County officials struggling with what to cut
WILLMAR -- Kandiyohi County will have to work harder than ever and be more innovative than ever as it wrestles with its share of a $100 million state budget unallotment to Minnesota counties.
But with severe cutbacks in state funding, some county programs and services will not survive, officials said Tuesday.
"Some things are going to go away. We just know that," said Larry Kleindl, Kandiyohi County administrator.
County department heads took the first steps in prioritizing what's most important. During a four-hour session led by facilitators from the University of Minnesota Extension Service, they reviewed every county program, from law enforcement and emergency management to public health, family services, public works, the recorder's office and the license bureau.
Two things were clear: The county provides a complex and diverse array of services, and many services are required, leaving no quick or easy solution to the budget dilemma.
"I don't know what we can cut," said Tim Falkum, the county assessor. "Everything we do is mandatory, or nearly everything."
Department heads will be forced to start sharpening their pencils this week as the budgeting process for 2010 gets under way. Kleindl said all the departments will be asked to keep their levy request for next year at a zero percent increase or less -- not including inflation or pay increases.
"You basically are going to be asked to make between a 2 and 3 percent reduction in your overall budget," he said. Revenue-earning departments that have seen a loss of revenue may have to make even larger budget reductions, he said.
Meetings also are starting this week with union representatives to start exploring options such as furloughs and pay freezes.
Kleindl said the county already cut back last year on its hiring and has not filled several vacant positions.
"We've already started the downsizing. ... Many departments are working short already," he said.
The big question for Kandiyohi County is how to move forward when it's facing the loss of $329,000 in state funding this year and more than $660,000 next year, Kleindl said.
"We still have to operate and do business in the county. We still have to buy equipment when it breaks down. ... We can't stop functioning," he said.
Toby Spangler, one of the facilitators for Tuesday's session, said studies that have looked at the impact of government shortfalls have found that across-the-board budget cuts generally don't work.
"You're ahead of the game. You've been very thoughtful and intentional," he told Kandiyohi County officials.
It's not known yet which county programs or services might be targeted for cutbacks. Among the priorities identified on Tuesday were programs that are safety-related and programs that directly affect the public.
To add to the decision-making challenge, many county services are interrelated. For instance, reducing or eliminating a Family Services program to prevent school truancy could result in a higher burden on the county attorney's juvenile justice division and possibly higher costs for out-of-home placement.
Many key departments, such as the Sheriff's Office, also are resource-intensive.
"Law enforcement's not a cheap project," said Sheriff Dan Hartog. "We do bring in some revenue, but there's a lot of costs to what we do."
County Commissioner Harlan Madsen voiced frustration with how the state budget shortfall has placed counties against a fiscal brick wall.
"The individuals sitting in this room are innovative.
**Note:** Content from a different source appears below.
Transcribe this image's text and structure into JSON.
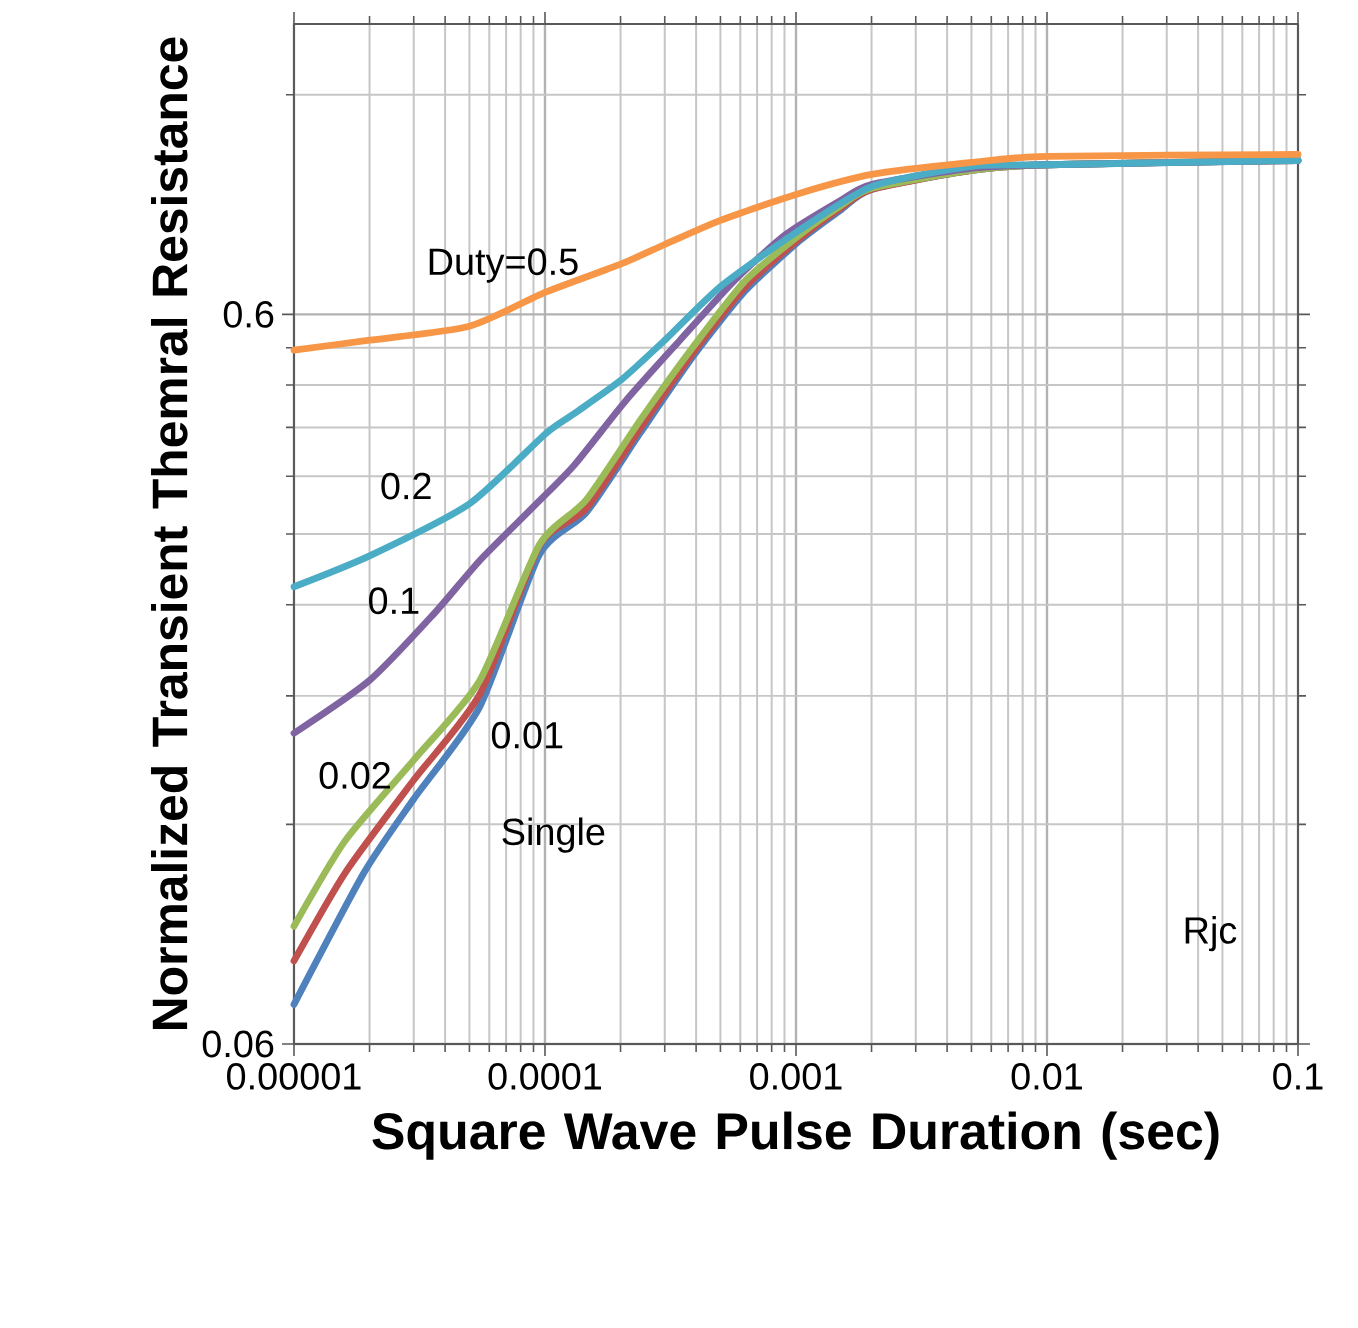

They are creative. They did not create -- I repeat, they did not create -- the catastrophe we're facing," he said. "The Legislature has to learn there are limits."
A big concern for county officials is the public's level of awareness and whether county residents are ready to accept the potential loss of some services.
"They don't have a full picture. If that program is cut, it's going to touch someone they know," said Trisha Appeldorn, veterans service officer.
Public education will be needed, agreed Jay Kieft, director of Kandiyohi County Family Services.
"We can do a better job of telling people who we are and what we do," he said.
It also could be a chance to streamline, develop new ways to provide services and forge more partnerships and collaboration.
Madsen urged a culture change in how Kandiyohi County does business.
"We can be leaders and we can be innovators," he said.
Kleindl said afterward that the session was "very helpful."
"It got people to start looking within," he said. "It really is an opportunity to do things differently."